A one page Starlord Survival Data / Starlord’s Starquiz – hopefully the last of the three-choice quizes in this comic, but we’ve still got another two weeks after this, so there could be more.
It’s not just Howard Quartz getting kidnapped, as Holocaust hots up with Hunter and J Edgar the alien being snatched mid-air by a UFO (which has a dog fight with fighter jets over Washington) before being taken to Siberia. The world governments seem to be uniting to fight the alien menace while Hunter awakes to see two aliens in the doorway of the largest UFO yet. I’d love to say they look menacing, but they remind me of Mr Moonie from Judge Dredd’s time on the moon – with the big hooded head!

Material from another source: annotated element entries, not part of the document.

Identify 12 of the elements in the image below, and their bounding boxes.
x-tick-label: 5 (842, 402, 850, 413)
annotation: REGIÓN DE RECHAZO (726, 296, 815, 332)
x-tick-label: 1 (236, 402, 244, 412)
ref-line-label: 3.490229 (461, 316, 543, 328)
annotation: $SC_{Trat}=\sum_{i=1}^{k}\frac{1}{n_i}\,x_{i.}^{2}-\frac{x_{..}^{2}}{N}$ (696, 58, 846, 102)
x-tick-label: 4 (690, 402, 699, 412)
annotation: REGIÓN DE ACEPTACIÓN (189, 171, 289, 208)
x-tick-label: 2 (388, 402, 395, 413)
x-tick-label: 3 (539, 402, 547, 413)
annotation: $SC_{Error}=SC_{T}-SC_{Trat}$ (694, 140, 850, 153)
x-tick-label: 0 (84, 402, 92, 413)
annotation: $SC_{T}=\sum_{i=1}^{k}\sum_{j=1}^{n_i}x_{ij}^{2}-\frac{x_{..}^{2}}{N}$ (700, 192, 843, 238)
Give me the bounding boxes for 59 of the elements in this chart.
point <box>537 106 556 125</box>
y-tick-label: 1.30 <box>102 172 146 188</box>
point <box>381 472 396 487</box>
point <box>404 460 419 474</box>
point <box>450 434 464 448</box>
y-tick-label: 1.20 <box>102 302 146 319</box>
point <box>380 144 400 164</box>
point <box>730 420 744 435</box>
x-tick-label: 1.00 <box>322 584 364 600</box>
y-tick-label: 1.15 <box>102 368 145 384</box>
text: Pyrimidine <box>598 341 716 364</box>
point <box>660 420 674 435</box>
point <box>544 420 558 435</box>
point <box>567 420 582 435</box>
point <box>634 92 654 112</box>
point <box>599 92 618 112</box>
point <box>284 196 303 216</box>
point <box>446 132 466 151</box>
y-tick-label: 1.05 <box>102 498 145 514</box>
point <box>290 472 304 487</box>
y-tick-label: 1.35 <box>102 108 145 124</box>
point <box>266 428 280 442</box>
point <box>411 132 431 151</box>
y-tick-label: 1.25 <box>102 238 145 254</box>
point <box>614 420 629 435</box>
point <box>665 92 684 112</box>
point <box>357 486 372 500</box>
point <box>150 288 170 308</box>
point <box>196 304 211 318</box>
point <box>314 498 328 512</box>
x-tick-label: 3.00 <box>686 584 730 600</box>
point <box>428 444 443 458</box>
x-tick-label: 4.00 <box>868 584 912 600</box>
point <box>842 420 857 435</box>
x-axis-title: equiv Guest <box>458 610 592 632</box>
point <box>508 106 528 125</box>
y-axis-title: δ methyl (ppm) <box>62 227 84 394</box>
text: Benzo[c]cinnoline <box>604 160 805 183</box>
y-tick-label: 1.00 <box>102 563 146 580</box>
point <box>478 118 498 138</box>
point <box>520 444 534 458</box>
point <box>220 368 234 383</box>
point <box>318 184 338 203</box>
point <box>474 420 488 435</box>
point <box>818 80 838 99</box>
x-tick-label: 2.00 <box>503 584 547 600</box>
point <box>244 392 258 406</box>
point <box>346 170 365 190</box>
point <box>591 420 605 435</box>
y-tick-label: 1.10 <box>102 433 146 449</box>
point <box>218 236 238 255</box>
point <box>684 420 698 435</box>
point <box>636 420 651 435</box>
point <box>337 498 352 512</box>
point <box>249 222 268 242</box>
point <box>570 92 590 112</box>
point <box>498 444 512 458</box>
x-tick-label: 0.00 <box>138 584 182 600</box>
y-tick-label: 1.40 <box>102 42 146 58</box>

Grailpage: I was tempted by page two of Mind Wars, featuring a splash (!) panel of Tilman and Kareela next to her villa behind a waterfall, but I’m going for the Ian Kennedy cover, showing the dog-fight over Washington in light blue and red. I have a feeling he’ll be on other IPC titles for some time after this, especially Dan Dare in (1980s) Eagle, so his next chance at a grail page may well be the Messerschmidts in the Mega-City. But I could be wrong.
Grailquote: Alan Hebden, gopher: “Bunch of green recruits from Earth have arrived at the spaceport! The general wants ’em broken in right away.” Joe: “I suppose it’s best. Can’t have them thinking they’ve come out here to fight a war.”